The results of the pharmacokinetics studies of the most active compounds are shown in Table 6. From the table it can be see that none of the molecules violate any of the criteria stated; it means there is a high tendency that all of these molecules might be pharmacologically active. In a null shell, these molecules are said to have good absorption, low toxicity level, orally bioavailable, and permeable. The bioavailability radar gives an overview of the drug-likeness of a molecule (Fig. 6). The region painted pink indicates the range for each features.
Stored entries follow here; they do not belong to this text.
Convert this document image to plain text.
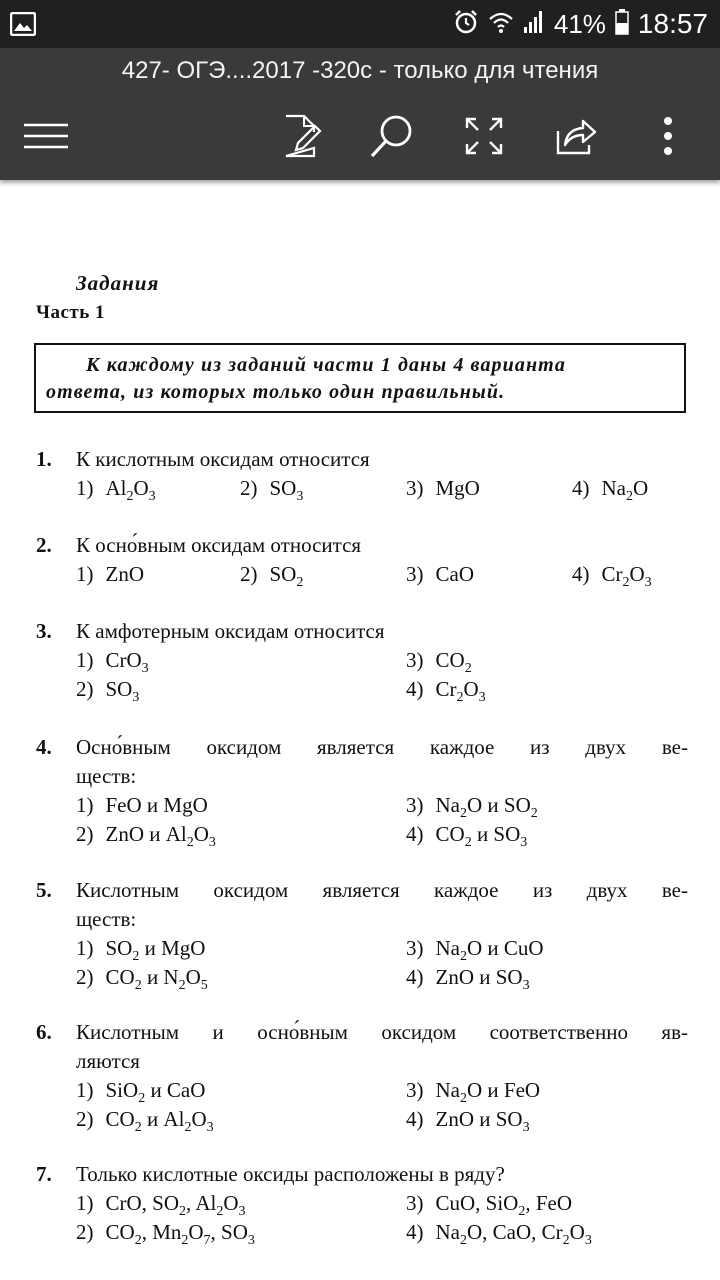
41% 18:57
427- ОГЭ....2017 -320с - только для чтения
Задания
Часть 1
К каждому из заданий части 1 даны 4 варианта
ответа, из которых только один правильный.
1. К кислотным оксидам относится
1) $Al_2O_3$	2) $SO_3$	3) MgO	4) $Na_2O$
2. К осно́вным оксидам относится
1) ZnO	2) $SO_2$	3) CaO	4) $Cr_2O_3$
3. К амфотерным оксидам относится
1) CrO$_3$	3) $CO_2$
2) $SO_3$	4) $Cr_2O_3$
4. Осно́вным оксидом является каждое из двух ве-
ществ:
1) FeO и MgO	3) $Na_2O$ и $SO_2$
2) ZnO и $Al_2O_3$	4) $CO_2$ и $SO_3$
5. Кислотным оксидом является каждое из двух ве-
ществ:
1) $SO_2$ и MgO	3) $Na_2O$ и CuO
2) $CO_2$ и $N_2O_5$	4) ZnO и $SO_3$
6. Кислотным и осно́вным оксидом соответственно яв-
ляются
1) SiO$_2$ и CaO	3) $Na_2O$ и FeO
2) $CO_2$ и $Al_2O_3$	4) ZnO и $SO_3$
7. Только кислотные оксиды расположены в ряду?
1) CrO, $SO_2$, $Al_2O_3$	3) CuO, SiO$_2$, FeO
2) $CO_2$, $Mn_2O_7$, $SO_3$	4) $Na_2O$, CaO, $Cr_2O_3$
Table 6 ADME and drug-likeness properties

5 Conclusion

A mode with a very high predictive power on 39 non-small cell lung cancer agents (NSCLC) (EGFRWT inhibitors) was developed using QSAR. The reported model was selected because it is statistically fit with the following assessment parameters as compared to other models built: R2 of 0.9459, R2adj of 0.9311, Qcv2 of 0.8947, R2test of 0.7008, and LOF of 0.1195. The reported model was further subjected to other assessments such as applicability domain, Y-scrambling, and VIF and found to be statistically significant. Molecular docking was used to explore the kind of interactions between five most active EGFRWT inhibitors and EGFR enzyme. Molecule 4 has the highest docking score of − 8.3 kcal/mol among co-ligands. This might be a result of hydrophobic interactions formed with LEU718, LEU792, LYS745, LEU788, VAL726, ALA743, and LEU844 amino acid residues in the active site of EGFR enzyme. Hydrogen attach to one of the nitrogen of the quinazoline moiety (molecule 4) formed hydrogen bond in the active site of EGFR enzyme with THR790 and GLN791 amino acid residues with bond lengths of 2.9464 Å and 2.3643 Å. The pharmacokinetics studies indicated that these molecules have good absorption, low toxicity level, and permeability properties. The results of this study give room for designing new potent EGFRWT inhibitors against their target enzyme.